1ヶ月

コタローが匂いを嗅いだプリントを見ると、尚の筆跡。

おそらく、帰る時に間違えたんだろう。
他にも何枚かプリントが机に出てたし。


「コタロー偉いぞ。ついでに一緒に尚の家まで行かないか?数学の宿題やるの、免除してやるからさ」

なんて言いながらコタローを撫でると、「ワン!」とまた吠えた。


俺はプリントを持って部屋を出た。
コタローも後ろからついてくる。


「ちょっと尚の家に行ってきます。先に食べてもらって構わないので」

母さんの顔を横目に見ながら言った。


「そ、そう。
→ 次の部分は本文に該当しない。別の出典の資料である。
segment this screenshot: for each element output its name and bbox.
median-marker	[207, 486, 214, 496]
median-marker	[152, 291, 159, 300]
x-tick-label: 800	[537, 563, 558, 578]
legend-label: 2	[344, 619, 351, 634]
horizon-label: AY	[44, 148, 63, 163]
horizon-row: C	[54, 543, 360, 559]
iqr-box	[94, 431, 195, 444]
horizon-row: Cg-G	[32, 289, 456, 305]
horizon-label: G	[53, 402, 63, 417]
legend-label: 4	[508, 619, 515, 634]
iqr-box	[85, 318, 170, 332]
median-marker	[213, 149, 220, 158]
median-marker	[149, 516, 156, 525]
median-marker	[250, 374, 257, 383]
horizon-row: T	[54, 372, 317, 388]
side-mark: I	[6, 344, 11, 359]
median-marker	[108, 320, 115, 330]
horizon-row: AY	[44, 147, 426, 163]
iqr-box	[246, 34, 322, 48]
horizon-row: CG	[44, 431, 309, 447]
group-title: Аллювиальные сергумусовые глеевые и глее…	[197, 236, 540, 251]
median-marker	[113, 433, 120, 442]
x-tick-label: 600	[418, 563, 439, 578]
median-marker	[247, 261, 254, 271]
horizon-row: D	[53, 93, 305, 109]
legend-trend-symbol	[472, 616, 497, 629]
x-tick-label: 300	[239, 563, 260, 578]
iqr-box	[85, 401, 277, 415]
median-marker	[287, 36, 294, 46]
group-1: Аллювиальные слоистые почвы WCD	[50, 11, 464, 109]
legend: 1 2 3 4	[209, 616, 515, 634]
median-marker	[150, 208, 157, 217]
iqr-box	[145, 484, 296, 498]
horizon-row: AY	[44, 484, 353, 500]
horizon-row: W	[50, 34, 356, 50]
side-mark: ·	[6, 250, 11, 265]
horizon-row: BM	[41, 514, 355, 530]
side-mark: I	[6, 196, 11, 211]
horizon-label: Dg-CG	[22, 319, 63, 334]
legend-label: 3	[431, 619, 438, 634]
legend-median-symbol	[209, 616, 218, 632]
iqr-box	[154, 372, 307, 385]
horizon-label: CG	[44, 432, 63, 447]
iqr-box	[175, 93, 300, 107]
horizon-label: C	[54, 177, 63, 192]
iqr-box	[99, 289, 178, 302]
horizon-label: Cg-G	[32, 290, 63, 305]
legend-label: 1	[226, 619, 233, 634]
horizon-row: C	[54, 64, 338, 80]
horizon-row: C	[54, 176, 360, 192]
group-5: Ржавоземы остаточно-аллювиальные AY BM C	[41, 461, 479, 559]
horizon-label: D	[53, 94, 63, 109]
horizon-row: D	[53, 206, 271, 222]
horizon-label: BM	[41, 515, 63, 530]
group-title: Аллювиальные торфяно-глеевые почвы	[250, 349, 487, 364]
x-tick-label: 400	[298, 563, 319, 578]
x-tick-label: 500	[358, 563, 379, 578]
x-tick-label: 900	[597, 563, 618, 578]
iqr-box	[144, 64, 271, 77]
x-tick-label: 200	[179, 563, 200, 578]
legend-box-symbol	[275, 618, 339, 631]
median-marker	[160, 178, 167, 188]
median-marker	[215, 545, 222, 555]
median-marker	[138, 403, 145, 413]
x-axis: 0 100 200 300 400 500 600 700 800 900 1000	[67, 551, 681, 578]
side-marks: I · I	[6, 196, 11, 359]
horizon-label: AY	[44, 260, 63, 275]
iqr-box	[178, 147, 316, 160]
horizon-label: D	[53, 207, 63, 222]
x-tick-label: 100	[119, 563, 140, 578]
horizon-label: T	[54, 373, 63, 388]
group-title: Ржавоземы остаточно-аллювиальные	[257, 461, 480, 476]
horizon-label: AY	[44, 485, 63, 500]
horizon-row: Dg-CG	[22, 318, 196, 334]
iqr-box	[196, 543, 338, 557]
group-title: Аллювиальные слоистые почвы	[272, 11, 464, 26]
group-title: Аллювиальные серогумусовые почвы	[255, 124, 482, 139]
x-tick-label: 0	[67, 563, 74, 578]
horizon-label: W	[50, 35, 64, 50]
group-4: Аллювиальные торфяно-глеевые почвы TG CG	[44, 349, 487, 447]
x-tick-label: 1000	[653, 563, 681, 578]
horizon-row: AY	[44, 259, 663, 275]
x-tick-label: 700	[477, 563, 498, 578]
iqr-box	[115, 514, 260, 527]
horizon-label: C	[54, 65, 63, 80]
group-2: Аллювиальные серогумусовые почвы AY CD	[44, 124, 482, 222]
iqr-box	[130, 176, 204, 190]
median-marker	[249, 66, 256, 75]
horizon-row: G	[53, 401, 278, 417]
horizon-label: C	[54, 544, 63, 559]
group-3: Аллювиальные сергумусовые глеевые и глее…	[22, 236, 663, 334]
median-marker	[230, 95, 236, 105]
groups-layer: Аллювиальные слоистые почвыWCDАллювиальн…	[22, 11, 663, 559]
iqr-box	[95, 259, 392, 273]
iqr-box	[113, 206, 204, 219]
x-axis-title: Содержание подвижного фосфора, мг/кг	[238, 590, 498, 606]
気をつけて」

尚の名前が出たからか、母さんはびっくりしながら答えた。



家を出、コタローと夜道を歩く。
歩いてだいたい15分で尚の家に着く。


コタローはピタリと俺の横にくっついて歩いている。

……怯えてる?







動物の勘。

一瞬そんな言葉が頭をよぎる。


「……なーに、ビビってんだ俺」

大丈夫。
尚の家に行って、用を済ませて帰れば終わり。

それだけだ。



あんな過去に、いつまでも縛られてたら、進めないよ。